The film industry sounds like one big metaphor for the world – the women look good and get told what to do, the men script and control it all.

And yes, realisitic heroines would be nice, with no eyeliner or breast implants – that would be a good start.

well women in any of the positions of power does not (alas) mean stronger roles for women, casting of women for acting talent rather than age or looks or anything else desirable i can think of. i wouldn’t let your sex put you off wanting to write scripts – the men who try to do it have a pretty shitty time of it as well – let’s create equality by treating everyone like dirt. no – certainly not arguing it’s as easy for a woman to succeed as a man (otherwise there’d be loads of successful female screenwriters). however in production there are some more powerful and talented female figures: sally hibbin and andrea calderwood (who produced last king of scotland) are shining examples (and pretty fucking good human beings too, it seems). not enough, but one area where women are less invisible than others might be a good place to exploit the breach able, successful women have made in that particular wall. funnily there are loads of female casting directors (pretty sure a majority) and female producers of commercials outnumber men many times over – sadly i think this reflects that, rather than generally being the director’s boss as in feature films, in commercials, the directors are firmly in charge.

tcupnewt says:

Yes, sometimes women can internalise and buy into the rubbish. Not necessarily consciously but the result is the same- not much changes. I know that this can only be solved through more efforts put in that area and yet I don’t have the energy for that specific battle. 😦 However the names you have cited do show that there are people standing their ground. The whole industry has got serious control/power freak issues and for all it’s liberal posturing is surprisingly antiquated.

ehj2 says:

dear tcupnewt,

i know you already know this but i’ll risk politely reminding you in the context of a compliment: the world is saved now the way it was always saved, not all at once but one aware person at a time.

you’re a light. wandering over here and finding you (from simplywondered’s site) has made my day.

i love your writing, but i love the “you” behind your writing even more. as has always been true, if there’s even one of you out there, then all will be well.

you have mastery of your tools, there’s no denying you’re a writer. but what really matters in every moment is that your spirit is off the scale.

write what you want. nurture your incandescence. your words will ring out there forever. that’s what they do.

tcupnewt says:


Wow.
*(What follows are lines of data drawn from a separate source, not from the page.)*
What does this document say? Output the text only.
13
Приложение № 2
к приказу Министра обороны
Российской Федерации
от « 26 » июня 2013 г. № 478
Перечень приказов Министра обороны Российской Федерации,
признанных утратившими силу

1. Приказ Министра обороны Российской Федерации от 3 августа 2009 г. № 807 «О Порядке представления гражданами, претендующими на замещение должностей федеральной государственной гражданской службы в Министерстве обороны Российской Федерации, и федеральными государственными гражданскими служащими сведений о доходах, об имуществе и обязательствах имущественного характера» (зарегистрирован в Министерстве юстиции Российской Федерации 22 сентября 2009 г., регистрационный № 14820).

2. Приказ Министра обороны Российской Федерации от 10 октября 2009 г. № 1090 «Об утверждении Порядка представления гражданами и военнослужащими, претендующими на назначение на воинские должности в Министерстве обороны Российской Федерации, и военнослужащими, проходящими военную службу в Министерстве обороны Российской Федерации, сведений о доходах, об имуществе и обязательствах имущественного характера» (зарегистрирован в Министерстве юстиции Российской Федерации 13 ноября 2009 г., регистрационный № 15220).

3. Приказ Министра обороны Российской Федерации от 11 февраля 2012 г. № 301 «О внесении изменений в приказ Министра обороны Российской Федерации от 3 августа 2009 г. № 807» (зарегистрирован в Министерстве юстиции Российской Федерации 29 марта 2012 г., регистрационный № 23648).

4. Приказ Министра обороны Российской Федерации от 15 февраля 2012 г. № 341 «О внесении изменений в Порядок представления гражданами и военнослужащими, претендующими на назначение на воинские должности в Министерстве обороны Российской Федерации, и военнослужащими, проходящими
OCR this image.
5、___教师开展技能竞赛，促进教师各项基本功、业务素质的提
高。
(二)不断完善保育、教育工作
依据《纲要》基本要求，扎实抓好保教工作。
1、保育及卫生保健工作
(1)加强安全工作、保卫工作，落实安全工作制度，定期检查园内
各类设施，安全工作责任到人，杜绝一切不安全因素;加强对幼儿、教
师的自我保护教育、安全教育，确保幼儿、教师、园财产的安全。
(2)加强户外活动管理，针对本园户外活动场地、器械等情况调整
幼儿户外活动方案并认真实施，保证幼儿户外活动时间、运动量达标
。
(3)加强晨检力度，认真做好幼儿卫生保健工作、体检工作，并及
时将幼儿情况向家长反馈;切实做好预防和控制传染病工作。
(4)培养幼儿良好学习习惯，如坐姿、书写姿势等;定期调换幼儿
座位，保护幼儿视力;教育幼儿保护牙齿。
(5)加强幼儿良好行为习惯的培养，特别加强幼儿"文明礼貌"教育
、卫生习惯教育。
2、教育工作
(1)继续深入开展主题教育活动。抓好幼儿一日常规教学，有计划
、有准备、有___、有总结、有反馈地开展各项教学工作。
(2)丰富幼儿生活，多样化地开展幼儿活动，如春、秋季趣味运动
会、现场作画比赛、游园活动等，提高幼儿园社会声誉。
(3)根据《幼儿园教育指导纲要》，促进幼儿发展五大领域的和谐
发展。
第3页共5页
I’m not sure what to say. You are, of course, completely right. Society is made of individuals and it’s easy to forget that in the midst of such a crushing flow.

I’m glad to make your day and this positive response has made mine. I don’t think I’m doing anything remarkable, maybe I give myself permission to care more, but if I(!) am giving some hope then there must be plenty more of that out there. Sometimes I find it hard to see- thankyou for reminding me.